According to the one drop rule adopted by many US southern states, if you have one drop of African blood, you are black. Therefore, we are all black, because our ancestors all came from Africa.
"The one-drop rule was a tactic in the U.S. South that codified and strengthened segregation and the disfranchisement of most blacks and many poor whites from 1890-1910. After Supreme Court decisions in Plessy v. Ferguson and related matters, White-dominated legislatures felt free to enact Jim Crow laws segregating Blacks in public places and accommodations, and passed other restrictive legislation. Legislatures sought to prevent interracial relationships to keep the white race "pure", long after slaveholders and overseers took advantage of enslaved women and produced the many mixed-race children.
The 1910–19 decade was the nadir of the Jim Crow era. Tennessee adopted a one-drop statute in 1910, and Louisiana soon followed. Then Texas and Arkansas in 1911, Mississippi in 1917, North Carolina in 1923, Virginia in 1924, Alabama and Georgia in 1927, and Oklahoma in 1931. During this same period, Florida, Indiana, Kentucky, Maryland, Missouri, Nebraska, North Dakota, and Utah retained their old "blood fraction" statutes de jure, but amended these fractions (one-sixteenth, one-thirtysecond) to be equivalent to one-drop de facto.
Madison Grant of Virginia in The Passing of the Great Race wrote: "The cross between a white man and an Indian is an Indian; the cross between a white man and a ***** is a *****; the cross between a white man and a Hindu is a Hindu; and the cross between any of the three European races and a Jew is a Jew."
In the case of Native American descendants with whites, the one-drop rule of definition was extended only so far as those with more than one-sixteenth Indian blood, due to what was known as the "Pocahontas exception." The "Pocahontas exception" existed because many influential Virginia families claimed descent from the American Indian Pocahontas of the colonial era. To avoid classifying such people as non-white, the Virginia General Assembly declared that a person could be considered white so long as he or she had no more than one-sixteenth Indian "blood".
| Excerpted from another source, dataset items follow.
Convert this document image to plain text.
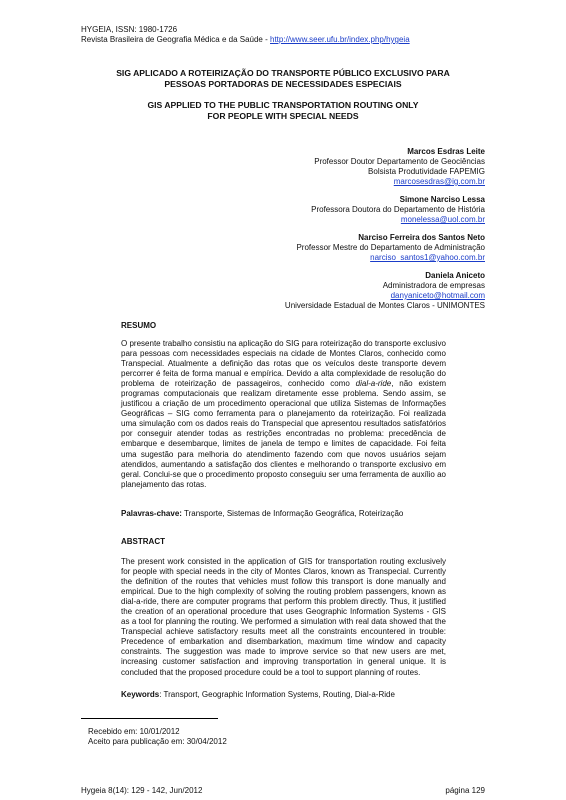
HYGEIA, ISSN: 1980-1726
Revista Brasileira de Geografia Médica e da Saúde - http://www.seer.ufu.br/index.php/hygeia
SIG APLICADO A ROTEIRIZAÇÃO DO TRANSPORTE PÚBLICO EXCLUSIVO PARA
PESSOAS PORTADORAS DE NECESSIDADES ESPECIAIS
GIS APPLIED TO THE PUBLIC TRANSPORTATION ROUTING ONLY
FOR PEOPLE WITH SPECIAL NEEDS
Marcos Esdras Leite
Professor Doutor Departamento de Geociências
Bolsista Produtividade FAPEMIG
marcosesdras@ig.com.br
Simone Narciso Lessa
Professora Doutora do Departamento de História
monelessa@uol.com.br
Narciso Ferreira dos Santos Neto
Professor Mestre do Departamento de Administração
narciso_santos1@yahoo.com.br
Daniela Aniceto
Administradora de empresas
danyaniceto@hotmail.com
Universidade Estadual de Montes Claros - UNIMONTES
RESUMO
O presente trabalho consistiu na aplicação do SIG para roteirização do transporte exclusivo para pessoas com necessidades especiais na cidade de Montes Claros, conhecido como Transpecial. Atualmente a definição das rotas que os veículos deste transporte devem percorrer é feita de forma manual e empírica. Devido a alta complexidade de resolução do problema de roteirização de passageiros, conhecido como dial-a-ride, não existem programas computacionais que realizam diretamente esse problema. Sendo assim, se justificou a criação de um procedimento operacional que utiliza Sistemas de Informações Geográficas – SIG como ferramenta para o planejamento da roteirização. Foi realizada uma simulação com os dados reais do Transpecial que apresentou resultados satisfatórios por conseguir atender todas as restrições encontradas no problema: precedência de embarque e desembarque, limites de janela de tempo e limites de capacidade. Foi feita uma sugestão para melhoria do atendimento fazendo com que novos usuários sejam atendidos, aumentando a satisfação dos clientes e melhorando o transporte exclusivo em geral. Conclui-se que o procedimento proposto conseguiu ser uma ferramenta de auxílio ao planejamento das rotas.
Palavras-chave: Transporte, Sistemas de Informação Geográfica, Roteirização
ABSTRACT
The present work consisted in the application of GIS for transportation routing exclusively for people with special needs in the city of Montes Claros, known as Transpecial. Currently the definition of the routes that vehicles must follow this transport is done manually and empirical. Due to the high complexity of solving the routing problem passengers, known as dial-a-ride, there are computer programs that perform this problem directly. Thus, it justified the creation of an operational procedure that uses Geographic Information Systems - GIS as a tool for planning the routing. We performed a simulation with real data showed that the Transpecial achieve satisfactory results meet all the constraints encountered in trouble: Precedence of embarkation and disembarkation, maximum time window and capacity constraints. The suggestion was made to improve service so that new users are met, increasing customer satisfaction and improving transportation in general unique. It is concluded that the proposed procedure could be a tool to support planning of routes.
Keywords: Transport, Geographic Information Systems, Routing, Dial-a-Ride
Recebido em: 10/01/2012
Aceito para publicação em: 30/04/2012
Hygeia 8(14): 129 - 142, Jun/2012	página 129
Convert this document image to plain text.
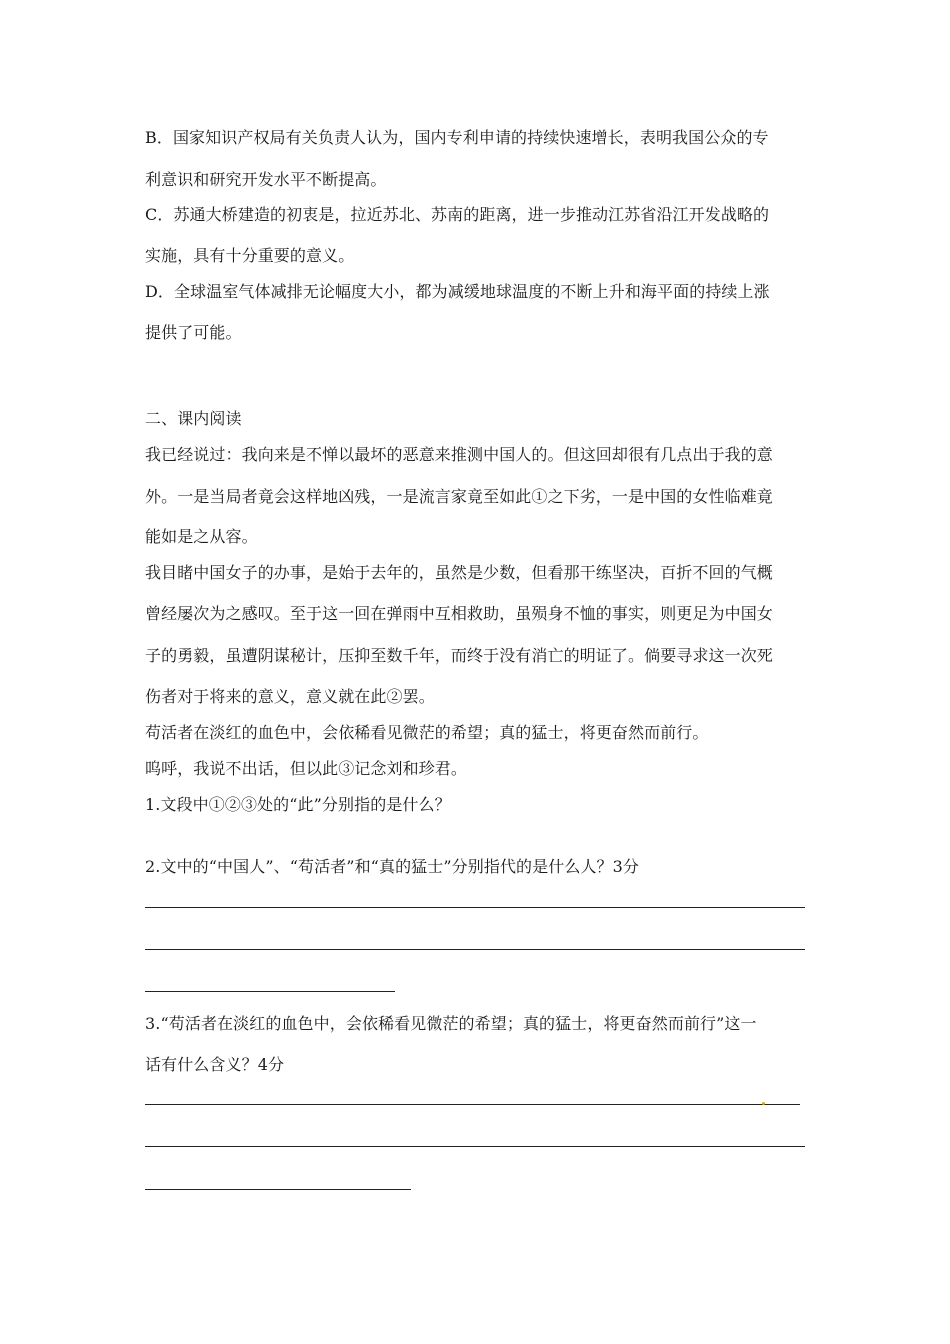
B．国家知识产权局有关负责人认为，国内专利申请的持续快速增长，表明我国公众的专
利意识和研究开发水平不断提高。
C．苏通大桥建造的初衷是，拉近苏北、苏南的距离，进一步推动江苏省沿江开发战略的
实施，具有十分重要的意义。
D．全球温室气体减排无论幅度大小，都为减缓地球温度的不断上升和海平面的持续上涨
提供了可能。
二、课内阅读
我已经说过：我向来是不惮以最坏的恶意来推测中国人的。但这回却很有几点出于我的意
外。一是当局者竟会这样地凶残，一是流言家竟至如此①之下劣，一是中国的女性临难竟
能如是之从容。
我目睹中国女子的办事，是始于去年的，虽然是少数，但看那干练坚决，百折不回的气概
曾经屡次为之感叹。至于这一回在弹雨中互相救助，虽殒身不恤的事实，则更足为中国女
子的勇毅，虽遭阴谋秘计，压抑至数千年，而终于没有消亡的明证了。倘要寻求这一次死
伤者对于将来的意义，意义就在此②罢。
苟活者在淡红的血色中，会依稀看见微茫的希望；真的猛士，将更奋然而前行。
呜呼，我说不出话，但以此③记念刘和珍君。
1.文段中①②③处的“此”分别指的是什么？
2.文中的“中国人”、“苟活者”和“真的猛士”分别指代的是什么人？3分
3.“苟活者在淡红的血色中，会依稀看见微茫的希望；真的猛士，将更奋然而前行”这一
话有什么含义？4分
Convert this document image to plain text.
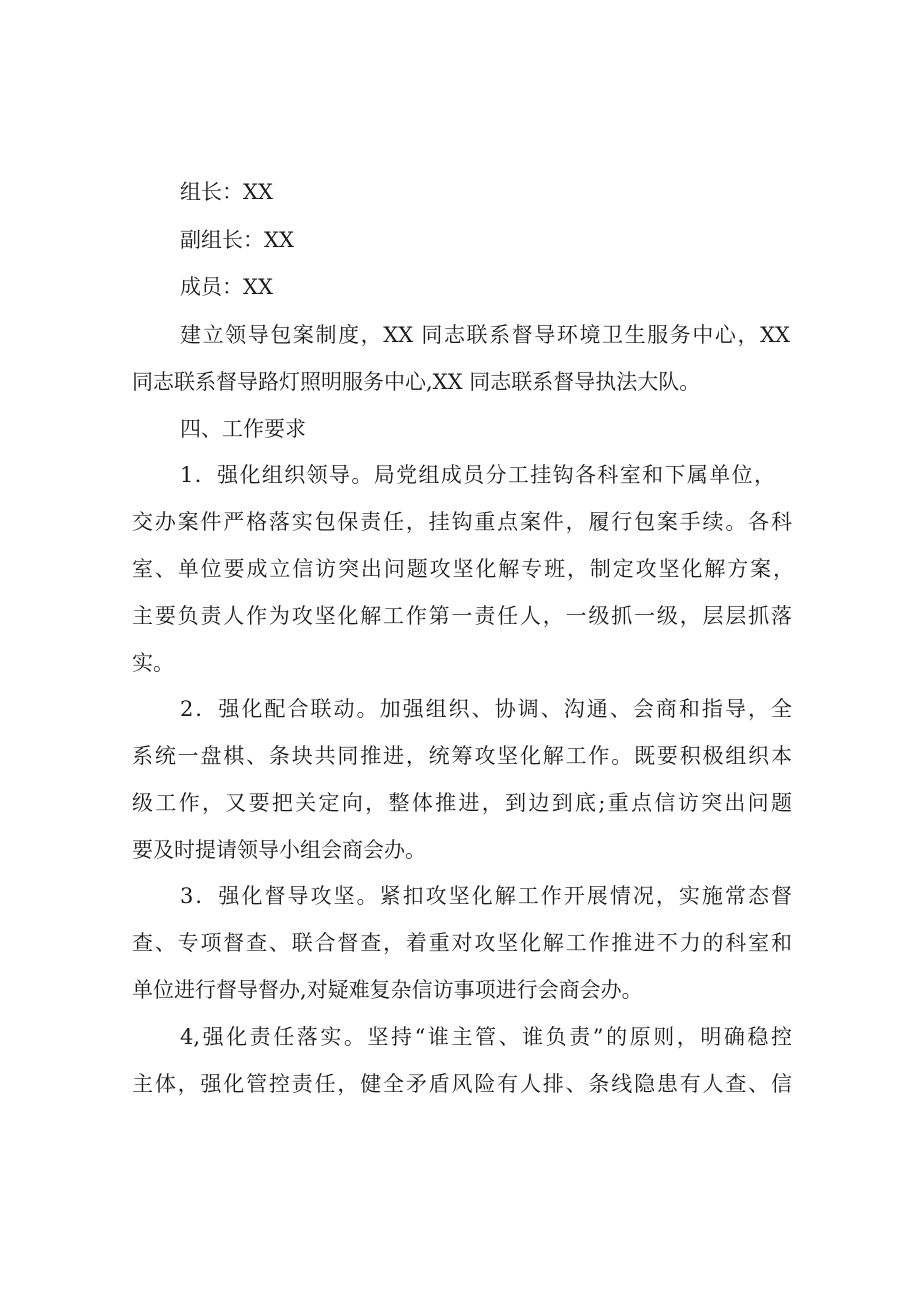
组长：XX
副组长：XX
成员：XX
建立领导包案制度，XX 同志联系督导环境卫生服务中心，XX
同志联系督导路灯照明服务中心,XX 同志联系督导执法大队。
四、工作要求
1．强化组织领导。局党组成员分工挂钩各科室和下属单位，
交办案件严格落实包保责任，挂钩重点案件，履行包案手续。各科
室、单位要成立信访突出问题攻坚化解专班，制定攻坚化解方案，
主要负责人作为攻坚化解工作第一责任人，一级抓一级，层层抓落
实。
2．强化配合联动。加强组织、协调、沟通、会商和指导，全
系统一盘棋、条块共同推进，统筹攻坚化解工作。既要积极组织本
级工作，又要把关定向，整体推进，到边到底;重点信访突出问题
要及时提请领导小组会商会办。
3．强化督导攻坚。紧扣攻坚化解工作开展情况，实施常态督
查、专项督查、联合督查，着重对攻坚化解工作推进不力的科室和
单位进行督导督办,对疑难复杂信访事项进行会商会办。
4,强化责任落实。坚持“谁主管、谁负责”的原则，明确稳控
主体，强化管控责任，健全矛盾风险有人排、条线隐患有人查、信
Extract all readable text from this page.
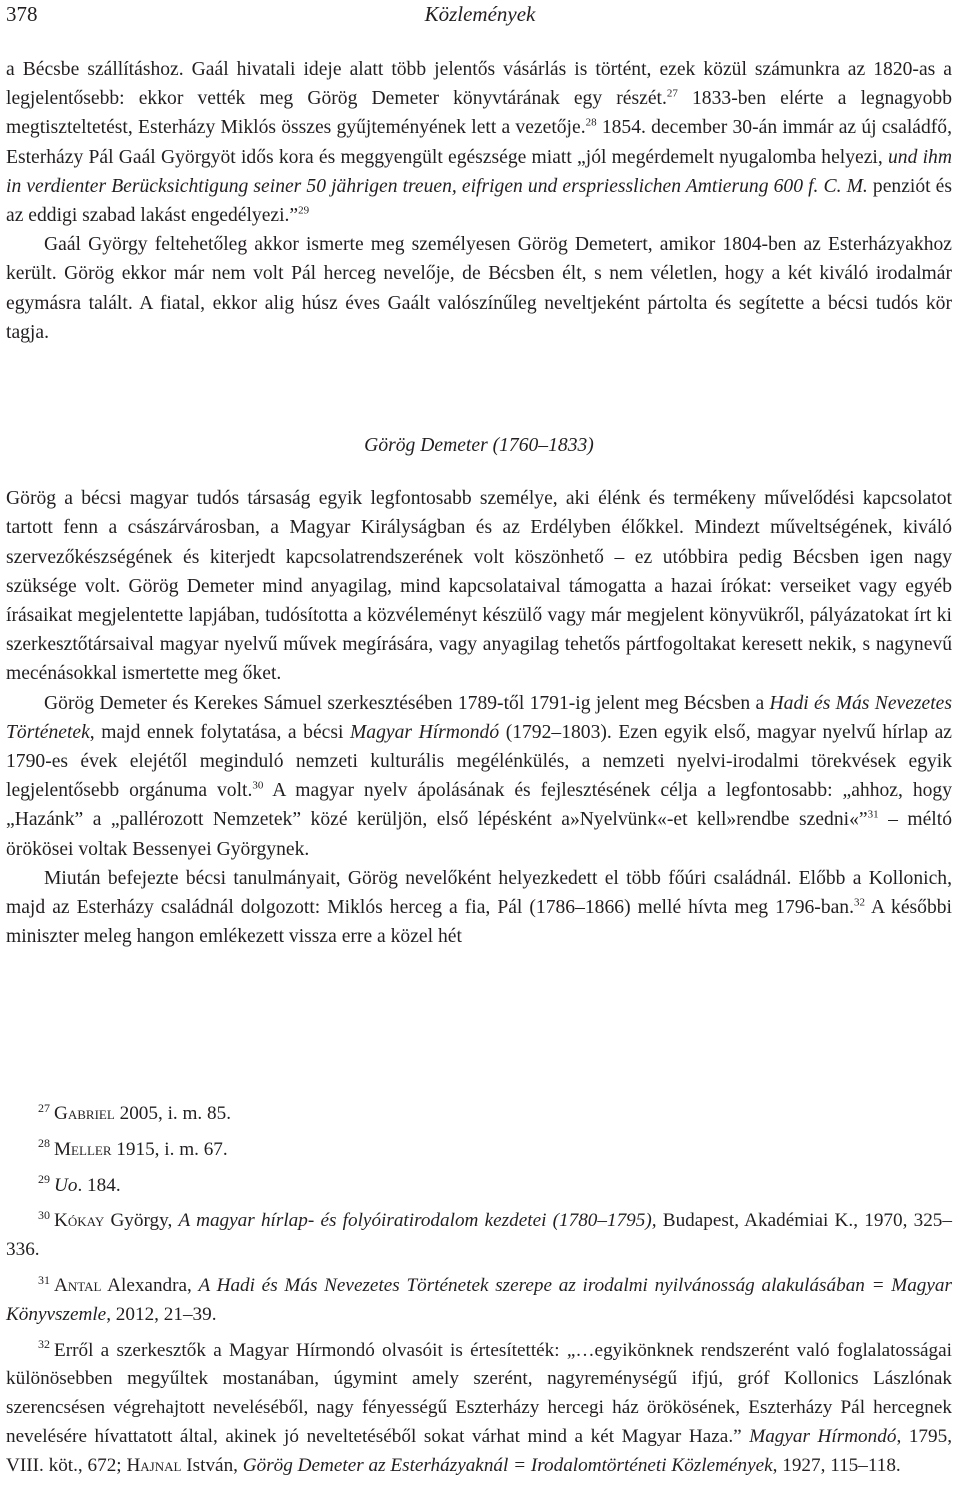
378	Közlemények

a Bécsbe szállításhoz. Gaál hivatali ideje alatt több jelentős vásárlás is történt, ezek közül számunkra az 1820-as a legjelentősebb: ekkor vették meg Görög Demeter könyvtárának egy részét.$^{27}$ 1833-ben elérte a legnagyobb megtiszteltetést, Esterházy Miklós összes gyűjteményének lett a vezetője.$^{28}$ 1854. december 30-án immár az új családfő, Esterházy Pál Gaál Györgyöt idős kora és meggyengült egészsége miatt „jól megérdemelt nyugalomba helyezi, und ihm in verdienter Berücksichtigung seiner 50 jährigen treuen, eifrigen und erspriesslichen Amtierung 600 f. C. M. penziót és az eddigi szabad lakást engedélyezi.”$^{29}$

Gaál György feltehetőleg akkor ismerte meg személyesen Görög Demetert, amikor 1804-ben az Esterházyakhoz került. Görög ekkor már nem volt Pál herceg nevelője, de Bécsben élt, s nem véletlen, hogy a két kiváló irodalmár egymásra talált. A fiatal, ekkor alig húsz éves Gaált valószínűleg neveltjeként pártolta és segítette a bécsi tudós kör tagja.

Görög Demeter (1760–1833)

Görög a bécsi magyar tudós társaság egyik legfontosabb személye, aki élénk és termékeny művelődési kapcsolatot tartott fenn a császárvárosban, a Magyar Királyságban és az Erdélyben élőkkel. Mindezt műveltségének, kiváló szervezőkészségének és kiterjedt kapcsolatrendszerének volt köszönhető – ez utóbbira pedig Bécsben igen nagy szüksége volt. Görög Demeter mind anyagilag, mind kapcsolataival támogatta a hazai írókat: verseiket vagy egyéb írásaikat megjelentette lapjában, tudósította a közvéleményt készülő vagy már megjelent könyvükről, pályázatokat írt ki szerkesztőtársaival magyar nyelvű művek megírására, vagy anyagilag tehetős pártfogoltakat keresett nekik, s nagynevű mecénásokkal ismertette meg őket.

Görög Demeter és Kerekes Sámuel szerkesztésében 1789-től 1791-ig jelent meg Bécsben a Hadi és Más Nevezetes Történetek, majd ennek folytatása, a bécsi Magyar Hírmondó (1792–1803). Ezen egyik első, magyar nyelvű hírlap az 1790-es évek elejétől meginduló nemzeti kulturális megélénkülés, a nemzeti nyelvi-irodalmi törekvések egyik legjelentősebb orgánuma volt.$^{30}$ A magyar nyelv ápolásának és fejlesztésének célja a legfontosabb: „ahhoz, hogy „Hazánk” a „pallérozott Nemzetek” közé kerüljön, első lépésként a»Nyelvünk«-et kell»rendbe szedni«”$^{31}$ – méltó örökösei voltak Bessenyei Györgynek.

Miután befejezte bécsi tanulmányait, Görög nevelőként helyezkedett el több főúri családnál. Előbb a Kollonich, majd az Esterházy családnál dolgozott: Miklós herceg a fia, Pál (1786–1866) mellé hívta meg 1796-ban.$^{32}$ A későbbi miniszter meleg hangon emlékezett vissza erre a közel hét

$^{27}$ Gabriel 2005, i. m. 85.

$^{28}$ Meller 1915, i. m. 67.

$^{29}$ Uo. 184.

$^{30}$ Kókay György, A magyar hírlap- és folyóiratirodalom kezdetei (1780–1795), Budapest, Akadémiai K., 1970, 325–336.

$^{31}$ Antal Alexandra, A Hadi és Más Nevezetes Történetek szerepe az irodalmi nyilvánosság alakulásában = Magyar Könyvszemle, 2012, 21–39.

$^{32}$ Erről a szerkesztők a Magyar Hírmondó olvasóit is értesítették: „…egyikönknek rendszerént való foglalatosságai különösebben megyűltek mostanában, úgymint amely szerént, nagyreménységű ifjú, gróf Kollonics Lászlónak szerencsésen végrehajtott neveléséből, nagy fényességű Eszterházy hercegi ház örökösének, Eszterházy Pál hercegnek nevelésére hívattatott által, akinek jó neveltetéséből sokat várhat mind a két Magyar Haza.” Magyar Hírmondó, 1795, VIII. köt., 672; Hajnal István, Görög Demeter az Esterházyaknál = Irodalomtörténeti Közlemények, 1927, 115–118.
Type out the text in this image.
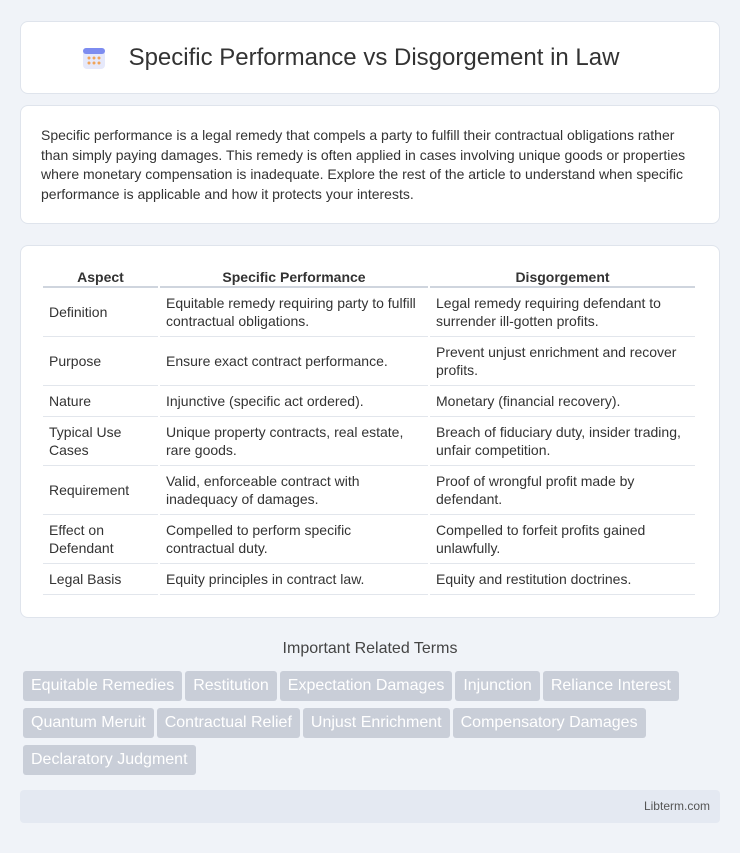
Specific Performance vs Disgorgement in Law

Specific performance is a legal remedy that compels a party to fulfill their contractual obligations rather than simply paying damages. This remedy is often applied in cases involving unique goods or properties where monetary compensation is inadequate. Explore the rest of the article to understand when specific performance is applicable and how it protects your interests.

Aspect	Specific Performance	Disgorgement
Definition	Equitable remedy requiring party to fulfill contractual obligations.	Legal remedy requiring defendant to surrender ill-gotten profits.
Purpose	Ensure exact contract performance.	Prevent unjust enrichment and recover profits.
Nature	Injunctive (specific act ordered).	Monetary (financial recovery).
Typical Use Cases	Unique property contracts, real estate, rare goods.	Breach of fiduciary duty, insider trading, unfair competition.
Requirement	Valid, enforceable contract with inadequacy of damages.	Proof of wrongful profit made by defendant.
Effect on Defendant	Compelled to perform specific contractual duty.	Compelled to forfeit profits gained unlawfully.
Legal Basis	Equity principles in contract law.	Equity and restitution doctrines.
Important Related Terms
Equitable Remedies Restitution Expectation Damages Injunction Reliance Interest
Quantum Meruit Contractual Relief Unjust Enrichment Compensatory Damages
Declaratory Judgment
Libterm.com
Walter Plecker of Virginia and Naomi Drake of Louisiana insisted on trying to label families of mixed ancestry as Black. In 1924, Plecker wrote, "Two races as materially divergent as the White and *****, in morals, mental powers, and cultural fitness, cannot live in close contact without injury to the higher." A subtext to this concept was the assumption that Blacks were somehow "improved" through White intermixture.
When the U.S. Supreme Court outlawed Virginia's ban on inter-racial marriage in Loving v. Virginia (1967), it declared Plecker's Virginia Racial Integrity Act and the one-drop rule unconstitutional."